A fourth strand is needed. In addition to parliamentary non-cooperation, protests, strikes, that fourth strand is the transformation of the Labour Party into a living, democratic, intelligent party, where policies are made through debate at every level of the party and the trade unions, rather than being handed down by clever officials. The 8 June manifesto was a great step forward, but it is not enough. It leaves huge gaps. What about public ownership of the banks, whose profit-greedy machinations can wreck everything? What about freeing unions from the Thatcher anti-union laws as well as Cameron’s? What about workers’ control in industry? What about the international dimension?

Back in the 1970s, an Italian writer put a basic truth well: “The fact that we cannot spell out the alternative does not necessarily mean that it does not exist. It exists as a murmuring among the proletariat”. He paraphrased a revolutionary anarchist from the time of the Spanish Revolution of 1936-7: “The bourgeoisie might blast and ruin its own world before it leaves the stage of history. We carry a new world here, in our hearts. That world is growing in this minute”. The murmuring grows louder. The job of socialists is to help it raise itself to a triumphant shout.

Labour should fight for free movement

“Undoubtedly”, reports the Guardian (10 July), “the prime minister will need the support of the Labour front bench to implement Brexit”. The Tories should not get that support. May’s is a “hard”, mean Brexit. It blocks people’s free movement between Britain and Europe. It offers EU citizens currently working and living in Britain a second-class-citizen future so limited that MEPs from all the European Parliament’s main political groups have said they will veto the Brexit deal unless that is improved. It restores trade barriers, with a vague promise of conjuring up new trade openings elsewhere. It points towards cutting the protections which workers in Britain have got through EU harmonisation, so as to make the newly-walled-off British economy a “competitive” destination for global capital.

Nothing from the 23 June 2016 referendum obliges Labour to support that Brexit. In fact Labour says it opposes that Brexit. But Labour backed the Tories in the Article 50 vote.

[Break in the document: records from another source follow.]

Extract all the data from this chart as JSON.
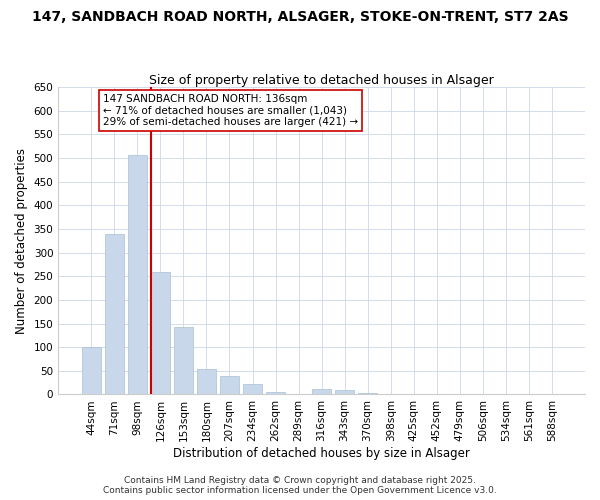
{
  "title": "147, SANDBACH ROAD NORTH, ALSAGER, STOKE-ON-TRENT, ST7 2AS",
  "subtitle": "Size of property relative to detached houses in Alsager",
  "xlabel": "Distribution of detached houses by size in Alsager",
  "ylabel": "Number of detached properties",
  "categories": [
    "44sqm",
    "71sqm",
    "98sqm",
    "126sqm",
    "153sqm",
    "180sqm",
    "207sqm",
    "234sqm",
    "262sqm",
    "289sqm",
    "316sqm",
    "343sqm",
    "370sqm",
    "398sqm",
    "425sqm",
    "452sqm",
    "479sqm",
    "506sqm",
    "534sqm",
    "561sqm",
    "588sqm"
  ],
  "values": [
    100,
    340,
    507,
    258,
    143,
    53,
    38,
    23,
    5,
    0,
    11,
    9,
    3,
    0,
    0,
    0,
    0,
    0,
    0,
    0,
    0
  ],
  "bar_color": "#c8d8ea",
  "bar_edge_color": "#a8c0d4",
  "vline_color": "#cc0000",
  "annotation_text": "147 SANDBACH ROAD NORTH: 136sqm\n← 71% of detached houses are smaller (1,043)\n29% of semi-detached houses are larger (421) →",
  "annotation_box_color": "#ffffff",
  "annotation_box_edge": "#cc0000",
  "ylim": [
    0,
    650
  ],
  "yticks": [
    0,
    50,
    100,
    150,
    200,
    250,
    300,
    350,
    400,
    450,
    500,
    550,
    600,
    650
  ],
  "footer1": "Contains HM Land Registry data © Crown copyright and database right 2025.",
  "footer2": "Contains public sector information licensed under the Open Government Licence v3.0.",
  "bg_color": "#ffffff",
  "grid_color": "#ccd8e8",
  "title_fontsize": 10,
  "subtitle_fontsize": 9,
  "axis_label_fontsize": 8.5,
  "tick_fontsize": 7.5,
  "annotation_fontsize": 7.5,
  "footer_fontsize": 6.5
}
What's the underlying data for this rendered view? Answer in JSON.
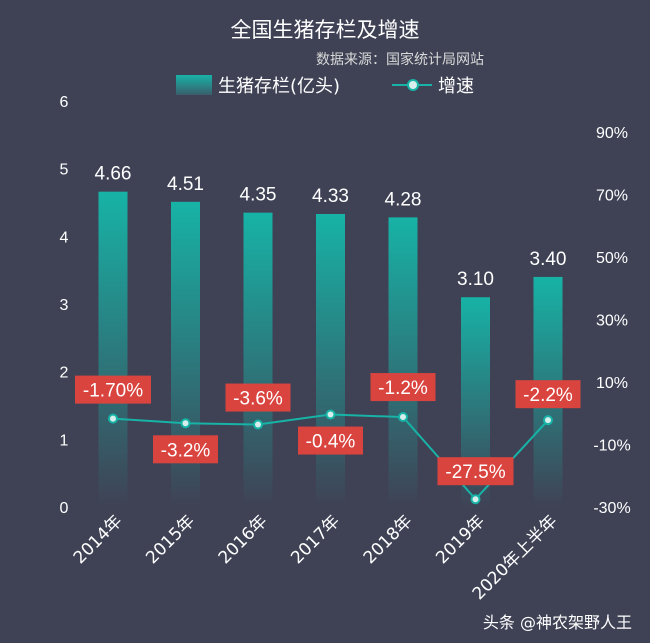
{
  "title": "全国生猪存栏及增速",
  "subtitle": "数据来源：国家统计局网站",
  "watermark": "头条 @神农架野人王",
  "colors": {
    "background": "#3f4255",
    "bar_top": "#17b3a6",
    "bar_bottom": "#3f4255",
    "line": "#17b3a6",
    "label_box": "#d9443f"
  },
  "chart_data": {
    "type": "bar",
    "categories": [
      "2014年",
      "2015年",
      "2016年",
      "2017年",
      "2018年",
      "2019年",
      "2020年上半年"
    ],
    "series": [
      {
        "name": "生猪存栏(亿头)",
        "type": "bar",
        "axis": "left",
        "values": [
          4.66,
          4.51,
          4.35,
          4.33,
          4.28,
          3.1,
          3.4
        ],
        "labels": [
          "4.66",
          "4.51",
          "4.35",
          "4.33",
          "4.28",
          "3.10",
          "3.40"
        ]
      },
      {
        "name": "增速",
        "type": "line",
        "axis": "right",
        "values": [
          -1.7,
          -3.2,
          -3.6,
          -0.4,
          -1.2,
          -27.5,
          -2.2
        ],
        "labels": [
          "-1.70%",
          "-3.2%",
          "-3.6%",
          "-0.4%",
          "-1.2%",
          "-27.5%",
          "-2.2%"
        ]
      }
    ],
    "left_axis": {
      "ylim": [
        0,
        6
      ],
      "ticks": [
        "0",
        "1",
        "2",
        "3",
        "4",
        "5",
        "6"
      ]
    },
    "right_axis": {
      "ylim": [
        -30,
        100
      ],
      "ticks": [
        "-30%",
        "-10%",
        "10%",
        "30%",
        "50%",
        "70%",
        "90%"
      ]
    },
    "grid": false,
    "legend_position": "top"
  }
}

After continuing to speak out for free movement for some months after 23 June 2016, Jeremy Corbyn eventually fell into line with his right-wing deputy Tom Watson. The argument from Watson and his like is that the referendum vote created a democratic mandate which Labour must respect. For the Tories in office to take a skewed snapshot vote and interpret it as a blank cheque for their interpretation is not democracy.

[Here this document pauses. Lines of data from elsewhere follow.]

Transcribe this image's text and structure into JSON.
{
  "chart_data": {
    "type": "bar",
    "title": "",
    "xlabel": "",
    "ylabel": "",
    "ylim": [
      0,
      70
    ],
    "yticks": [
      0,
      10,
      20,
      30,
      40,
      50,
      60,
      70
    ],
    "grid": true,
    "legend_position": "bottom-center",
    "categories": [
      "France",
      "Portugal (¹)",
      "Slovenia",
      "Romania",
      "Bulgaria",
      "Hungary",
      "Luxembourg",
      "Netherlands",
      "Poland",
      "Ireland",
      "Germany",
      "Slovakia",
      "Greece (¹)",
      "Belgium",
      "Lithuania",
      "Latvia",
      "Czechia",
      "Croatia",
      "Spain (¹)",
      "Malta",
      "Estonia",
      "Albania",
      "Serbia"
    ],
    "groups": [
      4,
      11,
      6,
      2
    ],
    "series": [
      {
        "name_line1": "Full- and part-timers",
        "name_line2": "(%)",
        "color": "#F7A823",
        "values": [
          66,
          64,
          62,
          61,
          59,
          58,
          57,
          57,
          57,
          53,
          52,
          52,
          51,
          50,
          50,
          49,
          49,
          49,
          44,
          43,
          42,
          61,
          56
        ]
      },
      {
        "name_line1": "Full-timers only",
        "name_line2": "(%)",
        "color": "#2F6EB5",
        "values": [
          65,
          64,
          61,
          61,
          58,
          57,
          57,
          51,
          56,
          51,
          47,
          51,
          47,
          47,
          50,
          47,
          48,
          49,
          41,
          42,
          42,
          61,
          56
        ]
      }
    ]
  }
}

Democracy is an open and ongoing process in which a majority collective will is formed, adjusted, implemented, with always the possibility of minorities arguing back and becoming majorities. On the latest poll, 44% think the 23 June majority was right, 45% wrong. Only 26% expect the government to get a good deal. 31% expect a poor deal and 15% no deal at all. (So nearly half of those supporting Brexit expect a bad outcome from it!) Asked to choose between barriers against immigration from Europe and free trade, people went 58% for trade-plus-immigration against 42% for barriers. (YouGov, 23 June). One poll (Survation, 18 June) has shown a majority for a second referendum, on the eventual deal, though others show majorities against that.

In the event of an impasse in Parliament — and Labour should aim for that! — a second referendum would probably become unavoidable and popular. If it comes, it should give the right to vote to 16-17 year olds and to EU citizens living in Britain, the people most concerned. Labour’s studied ambiguity — opposing free movement, but setting that message to pro-migrant music; pledging to support Brexit, but appearing as the party of “soft” Brexit; accepting exit from the single market, but wanting to get (how?) the same advantages as the single market — that studied ambiguity seems to have “worked” electorally, for the moment. But politics is not just about what seems to work for a moment. It is about principle and consistency.